Study Three:151p - tumor organoid-derived til therapy for colorectal cancer
Background: Colorectal cancer (CRC) accounts for 7% of new cancer cases and 11% of cancer deaths worldwide. TIL immunization** is effective against melanoma, but itsEfficacy against epithelial cancers such as CRC remains inconsistent。The investigators hypothesize,Before TIL amplification, inTumor organoids grown in a gas-liquid interface (ALI) systemRare tumor-specific T cells that mediate antitumor activity may be selected.
Methods: Ali CRC organoids were created by as:Intact tumor fragmentsProduced by embedding in a collagen matrix on top of a permeable support membrane exposed to air and medium. This configuration contributes to optimal oxygenation, supporting the growth of faithful mini-replicas of the original tissue, which are replicatedStromal and tumor-infiltrated immune cells are preserved, including cytotoxic T cells.
To characterize the expanded ali tils in vitro, cell surface markers were analyzed by flow cytometry, single-cell RNA sequencing analysisImmune gene expression。The investigators also established in vitroSubmerged organoidsand take it asOrganoid-derived xenografts (ODX).Transplanted into mice to assess their antitumor activity. After induction by cytokines and in vitro co-cultureTumor cell deathto measure tumor reactivity and T cell toxicity while passingTumor growth inhibitionto evaluate preclinical in vivo efficacy.
Result: This ali process was producedHigh cell count, which is mainly composed of CD4+ and CD8+ T cells of effector and central memory subtypes. T cell receptor analysis reveals a unique set of polyclonal libraries suggestive of tumor specificity. Functionally, ali til tumor reactivity and killing were confirmed in vitro, which translates to:Potent in vivo antitumor activity against autologous ODX models
Conclusion:The study proposes aAn innovative TIL immuno** approach to colorectal cancer。
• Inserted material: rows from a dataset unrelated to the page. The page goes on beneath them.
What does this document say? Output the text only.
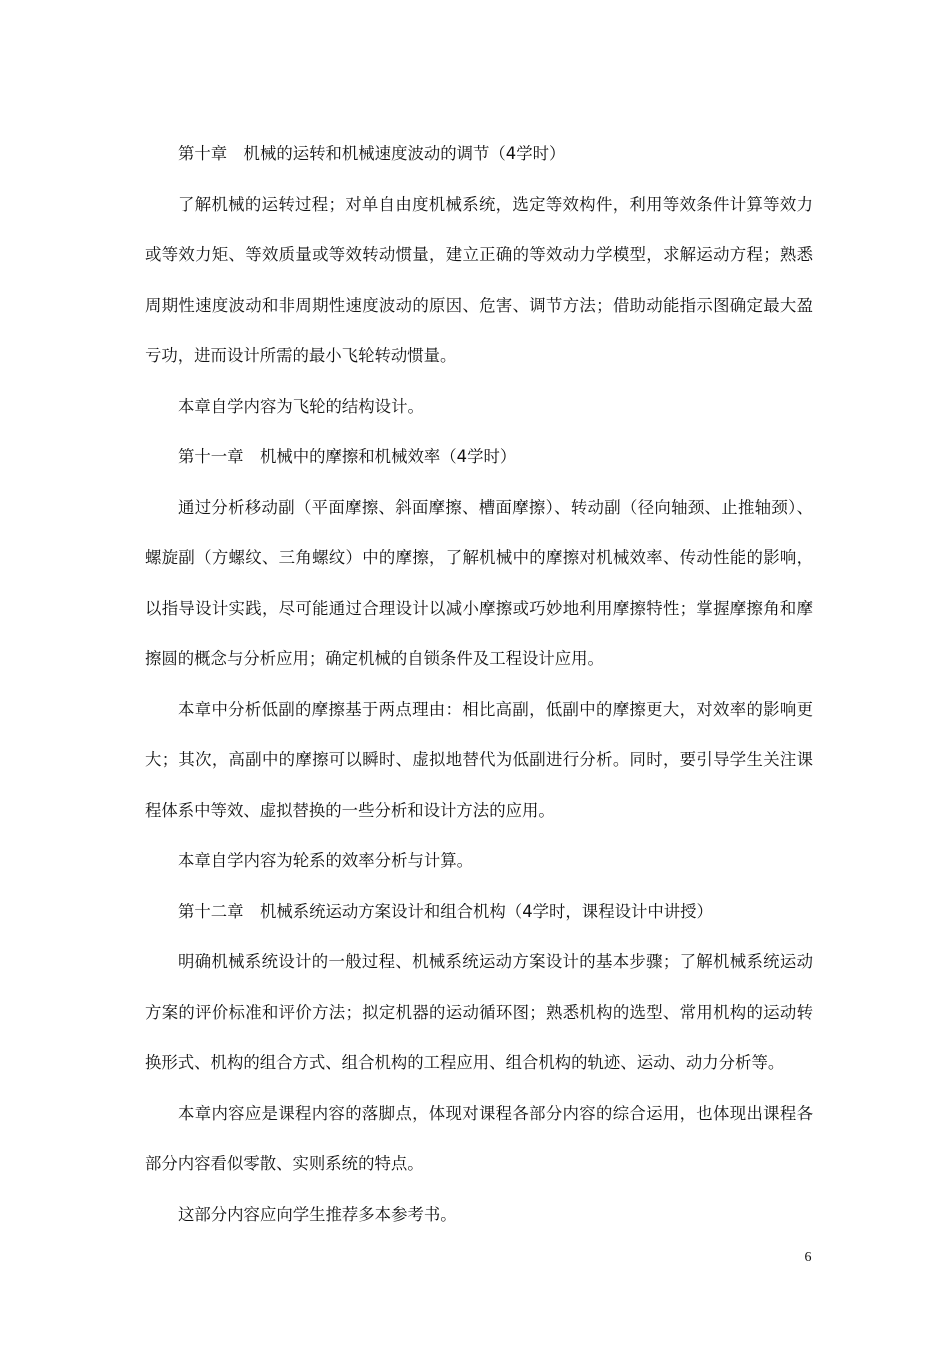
第十章　机械的运转和机械速度波动的调节（4学时）

了解机械的运转过程；对单自由度机械系统，选定等效构件，利用等效条件计算等效力或等效力矩、等效质量或等效转动惯量，建立正确的等效动力学模型，求解运动方程；熟悉周期性速度波动和非周期性速度波动的原因、危害、调节方法；借助动能指示图确定最大盈亏功，进而设计所需的最小飞轮转动惯量。

本章自学内容为飞轮的结构设计。

第十一章　机械中的摩擦和机械效率（4学时）

通过分析移动副（平面摩擦、斜面摩擦、槽面摩擦）、转动副（径向轴颈、止推轴颈）、螺旋副（方螺纹、三角螺纹）中的摩擦，了解机械中的摩擦对机械效率、传动性能的影响，以指导设计实践，尽可能通过合理设计以减小摩擦或巧妙地利用摩擦特性；掌握摩擦角和摩擦圆的概念与分析应用；确定机械的自锁条件及工程设计应用。

本章中分析低副的摩擦基于两点理由：相比高副，低副中的摩擦更大，对效率的影响更大；其次，高副中的摩擦可以瞬时、虚拟地替代为低副进行分析。同时，要引导学生关注课程体系中等效、虚拟替换的一些分析和设计方法的应用。

本章自学内容为轮系的效率分析与计算。

第十二章　机械系统运动方案设计和组合机构（4学时，课程设计中讲授）

明确机械系统设计的一般过程、机械系统运动方案设计的基本步骤；了解机械系统运动方案的评价标准和评价方法；拟定机器的运动循环图；熟悉机构的选型、常用机构的运动转换形式、机构的组合方式、组合机构的工程应用、组合机构的轨迹、运动、动力分析等。

本章内容应是课程内容的落脚点，体现对课程各部分内容的综合运用，也体现出课程各部分内容看似零散、实则系统的特点。

这部分内容应向学生推荐多本参考书。

6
Ali organoid culture conditions were applied prior to ex vivo TIL amplification, and generatedYesCell products with appropriate phenotypic and functional characteristics, which guarantees the further development of new processes.
Summary
As can be seen from numerous research data,The safety and efficacy of til**Constantly being verified, at the same time, based on:TIL identifies and infiltrates the intrinsic properties of solid tumors and their antitumor efficacyIt is expected to change the pattern of epithelial tumors such as lung cancer, gastric cancer, intestinal cancer, and breast cancer.
Of course, there are many challenges in applying TIL to the clinic**, even if TIL is obtained from tumor tissue, which canThe proportion of T cells that specifically recognize tumors is still low, which also limits the response rate and effectiveness of til**. However, new ways have been being explored, and we also look forward to the early approval of this new type of immunity, bringing new options to cancer patients
References: 1] Medina T, et al long-term efficacy and patterns of response of lifileucel tumor-infiltrating lymphocyte (til) cell therapy in patients with advanced melanoma: a 4-year analysis of the c-144-01 study. esmo immuno-oncology congress 2023, abstract 119o
2]monberg tj, et al. safety and efficacy of combined treatment with tumor infiltrating lymphocytes (tils) and oncolytic adenovirus tilt-123 for patients with metastatic melanoma: results from a phase i trial. esmo immuno-oncology congress 2023, abstract 48o
3]esmo immuno-oncology congress 2023 | oncologypro
Disclaimer: This article is only for health science popularization and cannot replace the examination and ** of the hospital. If you have any related diseases, please go to a regular medical institution for treatment in time and follow the doctor's instructions.